For people who are not vaccinated, and never infected, the chances of catching COVID-19 have gone way up. It is known that about 10% of the US has tested positive, and highly likely that many more (probably more than 20%) have been infected but not tested. Almost 50% of all Americans are fully vaccinated. While it is likely there is quite a bit of overlap between immunized and previously infected people, the rise of cases in the USA over the last few weeks suggests we are not yet at “herd immunity”.

So how does this end? SARS-CoV-2 has shown itself to be a wily foe—able to mutate into more transmissible forms. However, to date, it has not mutated into a significantly more lethal form, nor able to significantly pierce immunity provided by vaccines. While there was concern that the variant first seen in Brazil, formerly P-1, now called Gamma, could get past the immune system in people who recovered from previous infection from COVID-19, the vaccines still seem to be effective against that strain as well.

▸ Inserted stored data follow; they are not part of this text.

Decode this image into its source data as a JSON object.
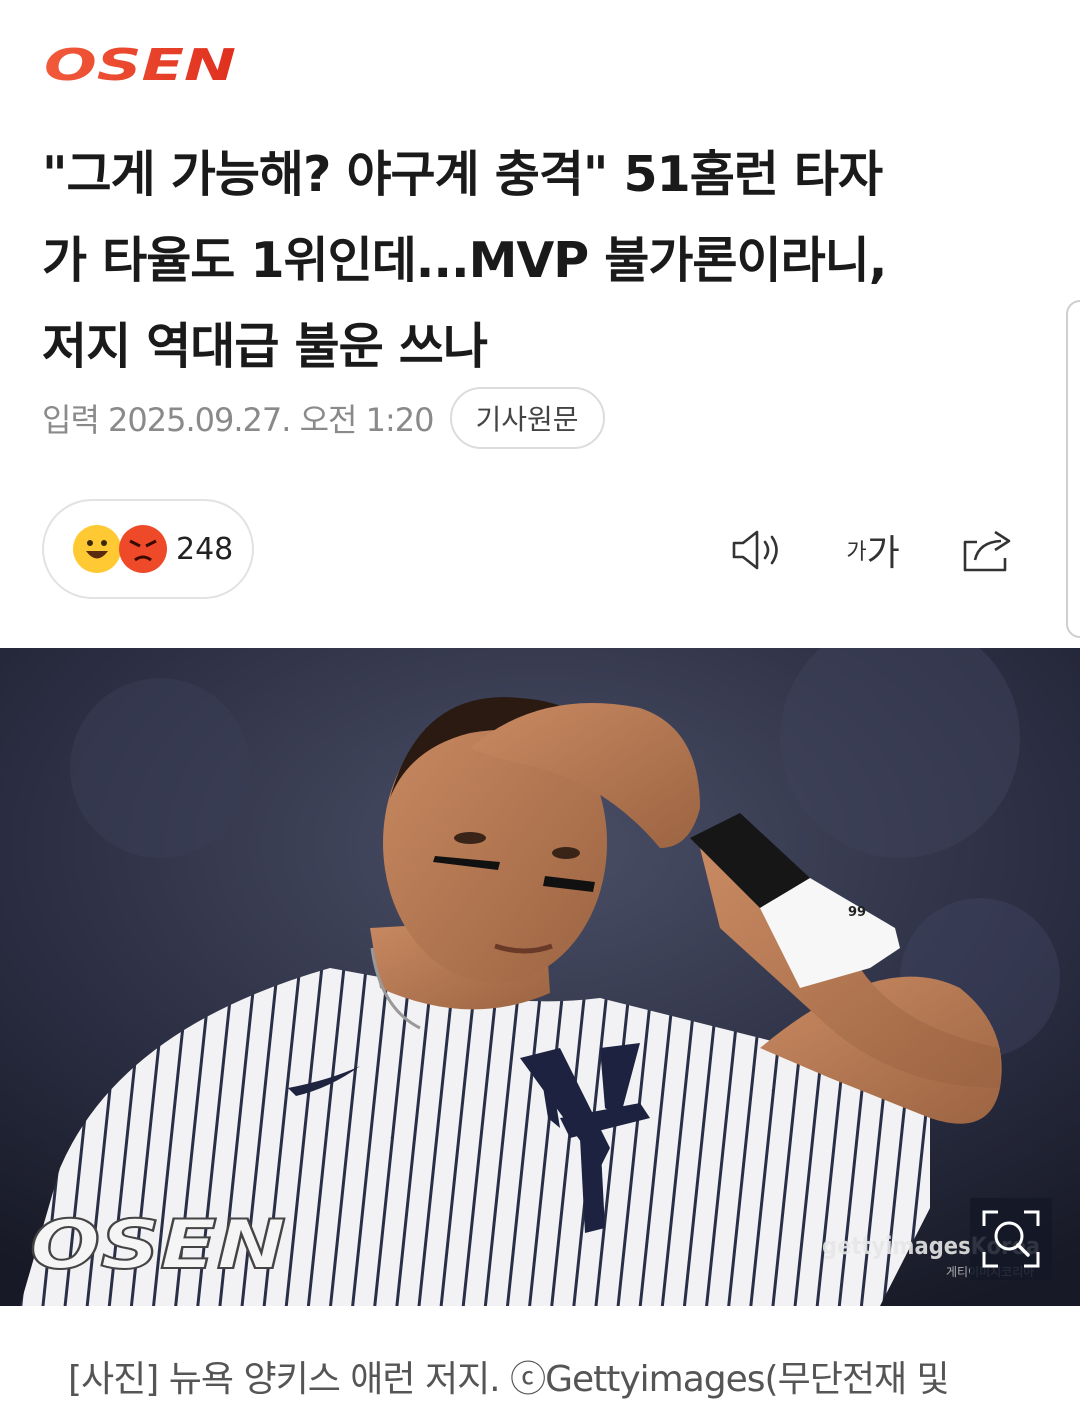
{
  "brand": {
    "logo_text": "OSEN",
    "accent": "#e8452a"
  },
  "article": {
    "headline_lines": [
      "\"그게 가능해? 야구계 충격\" 51홈런 타자",
      "가 타율도 1위인데...MVP 불가론이라니,",
      "저지 역대급 불운 쓰나"
    ],
    "date": "입력 2025.09.27. 오전 1:20",
    "source_button": "기사원문"
  },
  "reactions": {
    "count": "248",
    "icons": [
      "laughing-emoji-icon",
      "angry-emoji-icon"
    ]
  },
  "toolbar": {
    "icons": [
      "speaker-icon",
      "font-size-icon",
      "share-icon"
    ],
    "font_small": "가",
    "font_big": "가"
  },
  "photo": {
    "watermark": "OSEN",
    "credit": "gettyimagesKorea",
    "credit_sub": "게티이미지코리아",
    "jersey_number": "99",
    "zoom_icon": "zoom-icon"
  },
  "caption": "[사진] 뉴욕 양키스 애런 저지. ⓒGettyimages(무단전재 및"
}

My expectation is that we have now entered a hybrid experiment—a combination of the unfettered transmission proposed by the Great Barrington Declaration folks, and the powerful protection against severe disease from the vaccines—possibly with boosters in the near future, especially for immunocompromised people. Most at risk in this experiment is children, for whom no vaccine has been approved and we know can catch and transmit disease, and those adults in their lives, especially those who are immunocompromised. Those communities will still need to mask, test and receive monoclonal antibodies as soon as they know they are infected.

I expect that by summer of 2022, most will have either been immunized or infected, and that COVID-19 will continue to circulate in low numbers in the community. I don’t expect shutdowns again, nor will most places put in mask mandates. However, those who are immunocompromised, or live with people who are immunocompromised, may want to hunker down for the next few months, mask up when in public, and have a strategy to get tested should they be exposed or have symptoms of COVID-19.